Y luego incontinente, su señoría el dicho señor Obispo de Salamanca en presencia, y por ante mí, Juan Rodriguez de Silva, Notario, su Secretario, y de los testigos infrascritos, dijo que en la vía y forma que más ha lugar de derecho, recibía y recibió el dicho voto, promesa y juramento hecho en la dicha forma por los dichos Francisco Rodriguez de León, Vicario, Juan de Almansa y Bachiller Matías de Mera, por la dicha Clerecía, y Juan González Bretón, Alonso de Paz Cornejo, Francisco Terrazas, Francisco Nieto y Jerónimo Jiménez, Francisco Muñoz, Don Antonio Costilla, Regidores, Procurador y Sesmeros por la dicha Villa y tierra.
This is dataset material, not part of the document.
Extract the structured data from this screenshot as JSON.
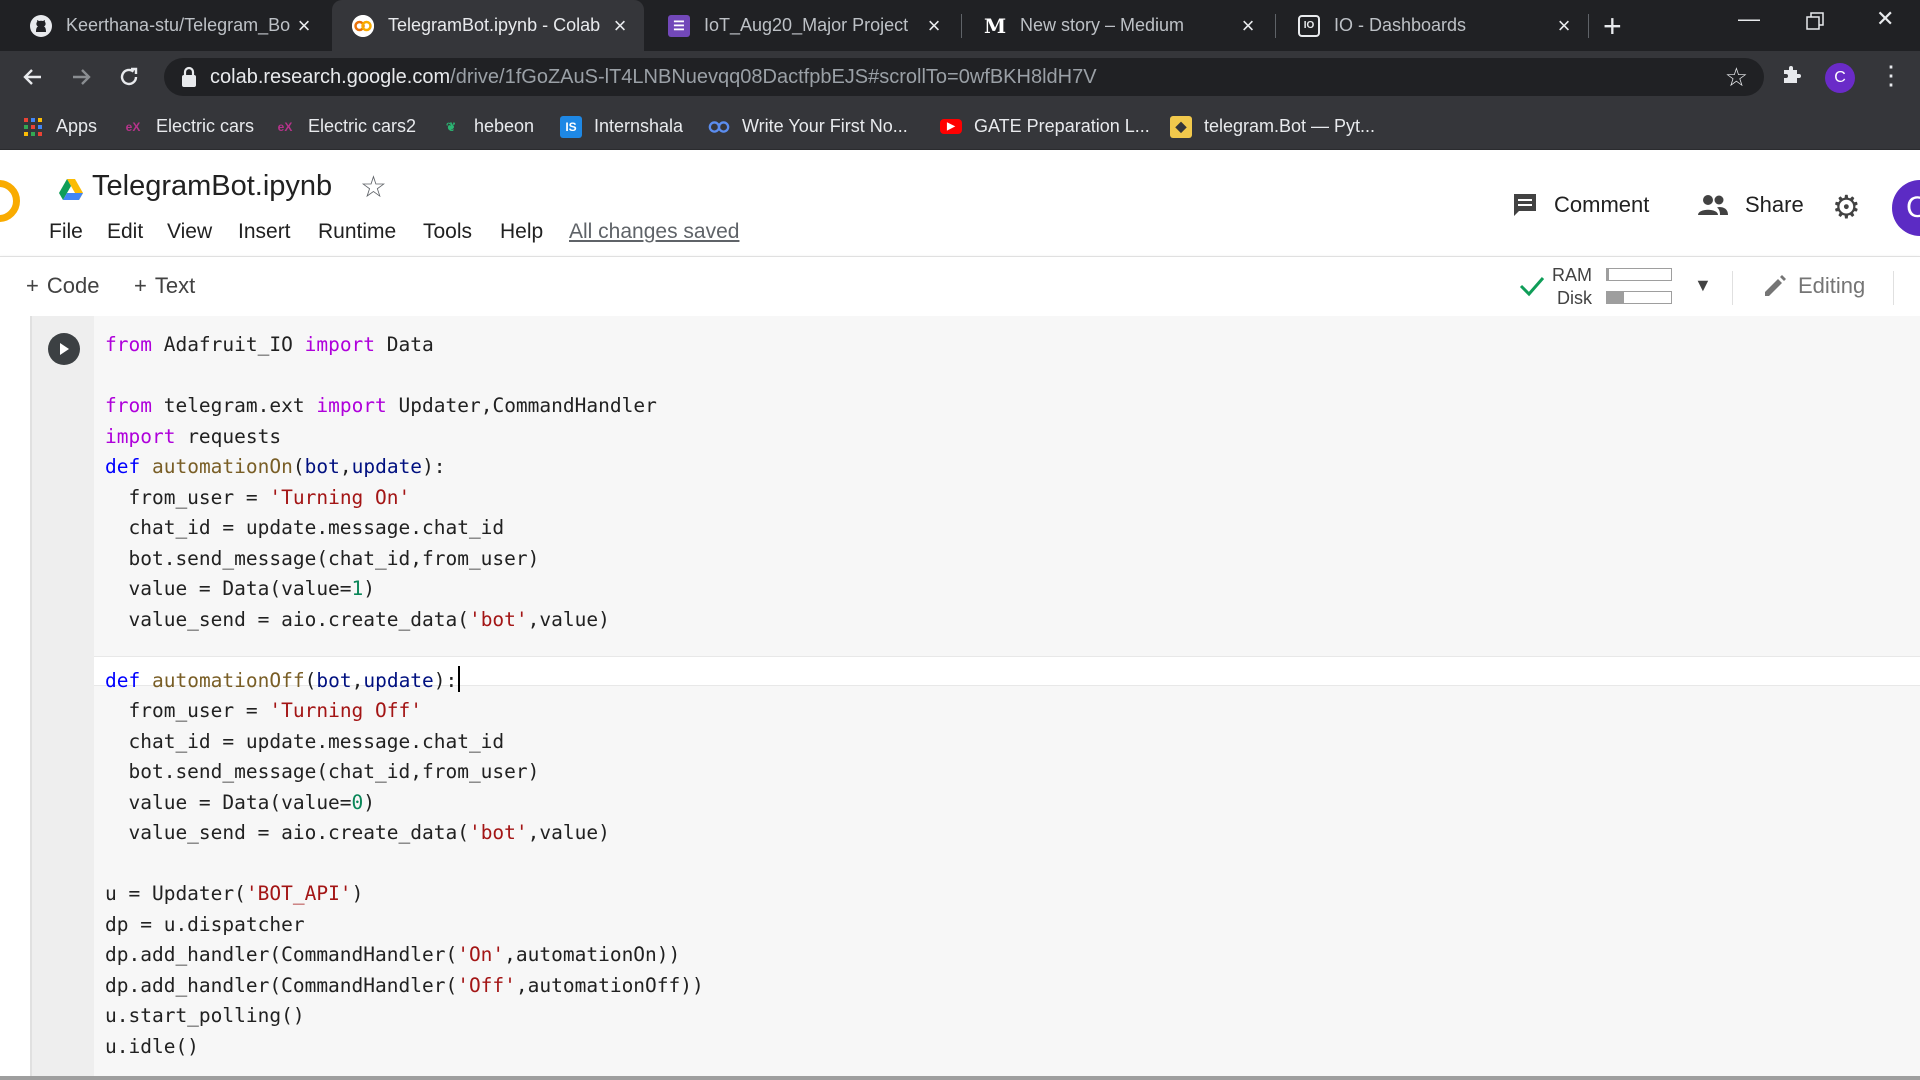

Y como Pastor y Prelado de este Obispado, lo aprobaba y confirmaba, aprobó y confirmó, y mandaba y mandó, que así la dicha Villa y tierra lo guarde y cumpla para siempre jamás, y en cuanto ha lugar de derecho á todo ello, dijo que interponía e interpuso su autoridad y decreto, y lo firmo de su mano, y los dichos eclesiásticos y seglares en nombre de la dicha Villa y tierra lo pidieron por testimonio. Y su señoría se lo mando dar en autentica forma en uno y muchos instrumentos, estando á todo ello presentes Gil González de Ávila, Racionero de la Santa Iglesia de Salamanca; el Maestro Garcia Hurtado de Avendaño, Visitador de este Obispado; el Licenciado Diego de Villa-Gutierre, el Licenciado Juan de Medina, Oidores del Consejo del excelentísimo señor duque de Alba, y el Licenciado Carmona Altamirano y Diego Hernandez, Clérigo, estantes en la dicha Villa de Alba, y otras muchas personas eclesiásticas, y seglares y religiosos que la fiesta de la Santa Madre que en el dicho Monasterio se celebro el dicho día habían acudido en gran multitud. Y yo el dicho Notario-Secretario que de ello doy fe.=Don Luis, Obispo de Salamanca.=Ante mí, Juan Rodriguez de Silva, Secretario. (La Basílica Teresiana, Ibid., pág. 478-480)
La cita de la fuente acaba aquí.